The pre-assembled unit needs only minor mechanical setup, usually 15 to 45 minutes, and assisted bed leveling plus filament runout detection take some of the friction out of getting started. After that, be honest with yourself about what this printer asks. It runs a modified version of Klipper, and tuning, calibration, and debugging are expected parts of ownership, not exceptions. When something goes wrong you get generic text messages or raw firmware errors with no structured code system, so you diagnose it yourself, often leaning on community wikis. Reviewers rate routine maintenance as manageable with clear guidance, but they also report occasional clogs, a moderate print failure rate, and operation that is noticeably loud, which matters if the machine shares a room with you.
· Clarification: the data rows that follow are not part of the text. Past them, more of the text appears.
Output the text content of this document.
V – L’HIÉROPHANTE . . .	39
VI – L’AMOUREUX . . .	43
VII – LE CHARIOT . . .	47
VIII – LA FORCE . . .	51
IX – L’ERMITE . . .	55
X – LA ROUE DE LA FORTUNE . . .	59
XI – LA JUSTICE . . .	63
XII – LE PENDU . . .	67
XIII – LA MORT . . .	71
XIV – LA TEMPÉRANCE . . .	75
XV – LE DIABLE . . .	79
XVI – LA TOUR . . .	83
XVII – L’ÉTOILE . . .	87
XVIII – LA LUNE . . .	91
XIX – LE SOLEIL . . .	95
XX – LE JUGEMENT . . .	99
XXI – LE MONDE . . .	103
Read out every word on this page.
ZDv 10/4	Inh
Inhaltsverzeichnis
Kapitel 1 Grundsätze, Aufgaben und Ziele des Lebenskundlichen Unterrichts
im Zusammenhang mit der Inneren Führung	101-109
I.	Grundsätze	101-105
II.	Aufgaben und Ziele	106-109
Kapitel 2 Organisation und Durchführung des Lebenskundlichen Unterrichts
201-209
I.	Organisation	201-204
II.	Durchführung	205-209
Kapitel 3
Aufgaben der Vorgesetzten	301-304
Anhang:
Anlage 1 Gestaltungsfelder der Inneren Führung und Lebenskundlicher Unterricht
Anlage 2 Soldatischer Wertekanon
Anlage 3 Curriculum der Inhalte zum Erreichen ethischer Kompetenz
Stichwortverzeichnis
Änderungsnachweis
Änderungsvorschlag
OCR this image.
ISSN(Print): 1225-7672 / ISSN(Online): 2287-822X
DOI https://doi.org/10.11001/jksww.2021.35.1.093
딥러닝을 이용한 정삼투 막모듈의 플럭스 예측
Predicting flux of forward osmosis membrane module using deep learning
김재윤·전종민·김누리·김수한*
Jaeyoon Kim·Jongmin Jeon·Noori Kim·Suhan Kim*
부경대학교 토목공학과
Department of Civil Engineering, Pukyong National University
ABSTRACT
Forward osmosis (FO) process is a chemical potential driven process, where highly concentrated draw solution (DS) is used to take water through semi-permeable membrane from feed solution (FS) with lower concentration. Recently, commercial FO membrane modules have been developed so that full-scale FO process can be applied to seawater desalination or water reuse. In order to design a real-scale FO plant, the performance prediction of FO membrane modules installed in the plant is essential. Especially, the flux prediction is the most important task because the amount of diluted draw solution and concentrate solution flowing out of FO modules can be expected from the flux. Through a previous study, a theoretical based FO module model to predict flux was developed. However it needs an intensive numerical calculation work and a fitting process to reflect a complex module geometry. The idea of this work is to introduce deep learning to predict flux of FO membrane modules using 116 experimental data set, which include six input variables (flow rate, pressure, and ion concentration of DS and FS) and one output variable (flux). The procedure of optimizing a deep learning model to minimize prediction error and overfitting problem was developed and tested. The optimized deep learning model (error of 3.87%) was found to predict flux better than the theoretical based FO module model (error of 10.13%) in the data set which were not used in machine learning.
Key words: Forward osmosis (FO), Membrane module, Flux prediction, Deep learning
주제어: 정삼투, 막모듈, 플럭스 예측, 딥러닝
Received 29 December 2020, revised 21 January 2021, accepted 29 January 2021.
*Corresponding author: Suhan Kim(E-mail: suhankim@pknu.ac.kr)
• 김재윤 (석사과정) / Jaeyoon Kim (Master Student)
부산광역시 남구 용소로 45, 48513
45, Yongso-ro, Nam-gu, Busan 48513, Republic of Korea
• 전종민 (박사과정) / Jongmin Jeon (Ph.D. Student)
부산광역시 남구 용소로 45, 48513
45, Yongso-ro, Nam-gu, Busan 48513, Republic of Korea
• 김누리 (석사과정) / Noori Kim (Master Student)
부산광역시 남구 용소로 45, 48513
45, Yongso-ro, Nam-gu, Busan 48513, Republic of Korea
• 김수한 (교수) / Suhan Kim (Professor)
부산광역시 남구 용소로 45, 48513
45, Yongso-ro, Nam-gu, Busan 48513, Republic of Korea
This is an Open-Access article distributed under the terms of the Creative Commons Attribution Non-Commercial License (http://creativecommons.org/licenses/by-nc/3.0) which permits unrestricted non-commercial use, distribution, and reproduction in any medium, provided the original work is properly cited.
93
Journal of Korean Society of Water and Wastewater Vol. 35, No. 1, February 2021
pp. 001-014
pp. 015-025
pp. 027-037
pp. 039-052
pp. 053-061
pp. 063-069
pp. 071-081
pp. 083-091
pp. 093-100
Multi-color is manual: single nozzle, pause and swap, unloading one filament and loading the next by hand at every color change. The manufacturer's slicer is well regarded, and you are not locked to it since the ecosystem is semi-open and third-party slicers including Orca are accepted. Local-mode control works but is limited, with some features still requiring the cloud. If you want a machine you mostly leave alone, this is not it; if tinkering is part of the appeal, it rewards the effort.

Support and longevity

Support is a mixed picture. The core channels exist and observed support is positive but limited in scope, and the pattern is that Elegoo tends to address hardware issues after they surface rather than getting ahead of them. Coverage is uneven across warranty handling, parts availability, and how well issues actually get resolved. The bigger concern for anyone running this as a tool is spare parts: official availability is minimal, with very few items listed in the store, though parts that are not listed may still be had by contacting support directly. Firmware support is currently active, which is the reassuring half. But weigh that against the lifecycle: this model is overdue for replacement, and once a successor lands, a thin parts pipeline is what you would be depending on to keep it running mid-project.